PROJECT_NUMBER="671247654914"
APP_ID="agentspace-dev_1744685873939"
LOCATION="global"
MODEL_ID="gemini-2.5-pro"
SHAREPOINT_COLLECTION_ID="ge-sharepoint-connector_1774024549320"
Tip
Run ge-eval check to verify all required variables are set correctly.
Input Structure (inputs/ directory)#
All input files go in the inputs/ folder. The CLI auto-detects files by
extension, so you can use any filename — just keep them in inputs/.
inputs/
├── sample_results.csv # Questions CSV (input for ge-eval run)
├── golden_dataset.json # Golden dataset with expected answers
│ (or golden_dataset.yaml) # (YAML or JSON format supported)
└── fed_token/ # (Optional) Dolphin debug HTML folder
├── id_1_dolphin_debug.html
├── id_2_dolphin_debug.html
└── ...
Questions CSV (*.csv)#
The input CSV must have at minimum these columns:
| Column | Description |
|---|---|
id |
Unique question identifier (must match file_number in golden dataset) |
question |
The question text to send to the API |
question_type |
Category of question (e.g. "Simple fact extraction", "Summarization") |
Golden Dataset (*.yaml, *.yml, or *.json)#
The golden dataset defines expected answers, evaluation criteria, and expected source citations for each question.
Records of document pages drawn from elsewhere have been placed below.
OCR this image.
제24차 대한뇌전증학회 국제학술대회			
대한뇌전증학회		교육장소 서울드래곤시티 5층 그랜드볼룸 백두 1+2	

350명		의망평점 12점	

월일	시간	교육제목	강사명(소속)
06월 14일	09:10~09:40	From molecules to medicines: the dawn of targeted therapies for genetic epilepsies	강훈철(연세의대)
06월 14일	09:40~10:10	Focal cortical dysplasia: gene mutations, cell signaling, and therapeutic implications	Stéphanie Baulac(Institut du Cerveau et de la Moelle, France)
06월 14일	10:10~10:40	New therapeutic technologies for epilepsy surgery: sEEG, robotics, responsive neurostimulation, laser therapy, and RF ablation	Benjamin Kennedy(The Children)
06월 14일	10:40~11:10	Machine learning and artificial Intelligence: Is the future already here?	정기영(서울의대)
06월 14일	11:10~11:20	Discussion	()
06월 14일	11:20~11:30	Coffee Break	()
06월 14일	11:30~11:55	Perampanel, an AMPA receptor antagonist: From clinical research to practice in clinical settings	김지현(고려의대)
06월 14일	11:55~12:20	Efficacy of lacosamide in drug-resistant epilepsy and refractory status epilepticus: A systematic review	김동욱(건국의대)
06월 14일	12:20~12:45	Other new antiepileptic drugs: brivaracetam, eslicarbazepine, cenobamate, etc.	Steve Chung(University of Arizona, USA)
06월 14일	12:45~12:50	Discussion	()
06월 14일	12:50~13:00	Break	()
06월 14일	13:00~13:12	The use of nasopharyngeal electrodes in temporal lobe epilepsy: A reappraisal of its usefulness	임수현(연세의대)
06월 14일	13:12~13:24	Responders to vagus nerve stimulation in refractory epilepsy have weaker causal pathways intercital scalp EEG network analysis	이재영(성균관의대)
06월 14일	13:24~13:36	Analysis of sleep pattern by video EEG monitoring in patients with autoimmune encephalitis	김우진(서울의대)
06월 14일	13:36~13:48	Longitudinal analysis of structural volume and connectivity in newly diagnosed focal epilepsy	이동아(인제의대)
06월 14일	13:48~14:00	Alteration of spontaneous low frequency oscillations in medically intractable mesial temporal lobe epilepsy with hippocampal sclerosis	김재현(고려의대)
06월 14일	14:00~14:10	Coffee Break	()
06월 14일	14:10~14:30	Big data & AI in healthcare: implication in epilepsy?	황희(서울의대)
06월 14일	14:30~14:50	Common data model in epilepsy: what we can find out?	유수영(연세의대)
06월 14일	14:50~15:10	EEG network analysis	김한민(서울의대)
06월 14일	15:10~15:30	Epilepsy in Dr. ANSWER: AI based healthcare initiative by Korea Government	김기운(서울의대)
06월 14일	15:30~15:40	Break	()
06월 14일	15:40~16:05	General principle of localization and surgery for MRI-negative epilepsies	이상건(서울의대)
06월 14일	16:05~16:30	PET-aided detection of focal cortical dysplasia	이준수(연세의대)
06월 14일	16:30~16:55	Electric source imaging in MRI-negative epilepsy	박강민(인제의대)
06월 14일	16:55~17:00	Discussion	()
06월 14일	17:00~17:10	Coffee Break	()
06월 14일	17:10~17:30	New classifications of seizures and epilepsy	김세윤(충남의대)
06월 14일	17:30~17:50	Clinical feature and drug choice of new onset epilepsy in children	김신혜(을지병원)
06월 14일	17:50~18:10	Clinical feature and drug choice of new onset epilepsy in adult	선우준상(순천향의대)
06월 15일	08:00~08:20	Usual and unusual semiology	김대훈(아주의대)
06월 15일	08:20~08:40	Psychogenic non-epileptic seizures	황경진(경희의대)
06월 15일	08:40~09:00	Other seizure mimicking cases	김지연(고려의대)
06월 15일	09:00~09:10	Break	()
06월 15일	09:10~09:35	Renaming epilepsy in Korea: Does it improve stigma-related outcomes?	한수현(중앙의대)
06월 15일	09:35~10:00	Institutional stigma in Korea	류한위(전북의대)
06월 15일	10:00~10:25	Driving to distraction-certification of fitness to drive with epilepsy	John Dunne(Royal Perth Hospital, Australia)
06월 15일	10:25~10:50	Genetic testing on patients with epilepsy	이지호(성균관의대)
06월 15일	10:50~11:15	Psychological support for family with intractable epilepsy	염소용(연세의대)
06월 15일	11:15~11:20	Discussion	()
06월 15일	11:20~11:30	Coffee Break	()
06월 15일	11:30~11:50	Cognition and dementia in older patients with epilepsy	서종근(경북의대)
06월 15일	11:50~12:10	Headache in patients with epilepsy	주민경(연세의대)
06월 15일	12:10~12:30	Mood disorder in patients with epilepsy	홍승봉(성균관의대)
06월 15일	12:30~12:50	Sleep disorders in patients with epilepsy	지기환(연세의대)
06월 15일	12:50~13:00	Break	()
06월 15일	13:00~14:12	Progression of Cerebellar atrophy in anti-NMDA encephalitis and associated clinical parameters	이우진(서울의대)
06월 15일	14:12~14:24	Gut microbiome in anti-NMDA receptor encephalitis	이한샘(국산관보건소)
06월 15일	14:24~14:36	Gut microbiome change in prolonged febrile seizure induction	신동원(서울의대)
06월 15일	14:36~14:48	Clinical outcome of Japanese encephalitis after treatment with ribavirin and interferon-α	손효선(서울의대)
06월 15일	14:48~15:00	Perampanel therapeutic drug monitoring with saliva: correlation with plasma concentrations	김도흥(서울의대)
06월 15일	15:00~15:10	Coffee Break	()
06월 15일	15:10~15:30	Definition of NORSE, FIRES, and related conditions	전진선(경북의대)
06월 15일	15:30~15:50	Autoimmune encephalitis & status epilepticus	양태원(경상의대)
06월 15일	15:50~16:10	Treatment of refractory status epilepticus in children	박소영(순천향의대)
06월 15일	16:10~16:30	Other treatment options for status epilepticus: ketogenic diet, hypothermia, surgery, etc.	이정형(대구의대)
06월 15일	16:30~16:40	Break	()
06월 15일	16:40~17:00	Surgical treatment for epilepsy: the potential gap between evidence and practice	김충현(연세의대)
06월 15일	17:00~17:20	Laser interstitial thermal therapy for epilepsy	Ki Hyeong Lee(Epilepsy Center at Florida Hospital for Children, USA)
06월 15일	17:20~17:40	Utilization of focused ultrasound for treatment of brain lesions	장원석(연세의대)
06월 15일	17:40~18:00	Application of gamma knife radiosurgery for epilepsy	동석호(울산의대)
Required structure per test case:
{
"total_count": 2,
"test_cases": [
{
"file_number": "1",
"category": "page",
"conversation": {
"turns": [
{
"turn": 1,
"question": "What is the processing time?",
"expected_response_contains": [
"5 business days"
],
"evaluation_criteria": {
"fact_extraction_accuracy": {
"description": "Must state 5 business days",
"threshold": 0.9,
"required_elements": ["5 business days"]
}
}
}
]
},
"expected_citations": [
"access-policy.aspx",
"https://sharepoint.com/..."
]
}
]
}
Dolphin Debug Folder (optional)#
If you have dolphin debug HTML files from the GE connector, place them in
a subfolder inside inputs/. The CLI auto-detects folders containing
files named id_*_dolphin_debug.html or id_*_no_output.html.
Contributing#
Development Setup#
# Clone and install dev dependencies
git clone https://github.com/yapweiyih/gemini-enterprise-connector-eval.git
cd gemini-enterprise-connector-eval
uv sync
# Run tests
uv run pytest tests/ -v
# Build documentation locally
uv run mkdocs serve
Running Tests#
# Run all tests
uv run pytest tests/ -v
# Run specific test module
uv run pytest tests/test_ge_eval_cli.py -v
# Run with coverage
uv run pytest tests/ --cov=ge_eval -v
License#
This project is licensed under the Apache License 2.0 — see the LICENSE file for details.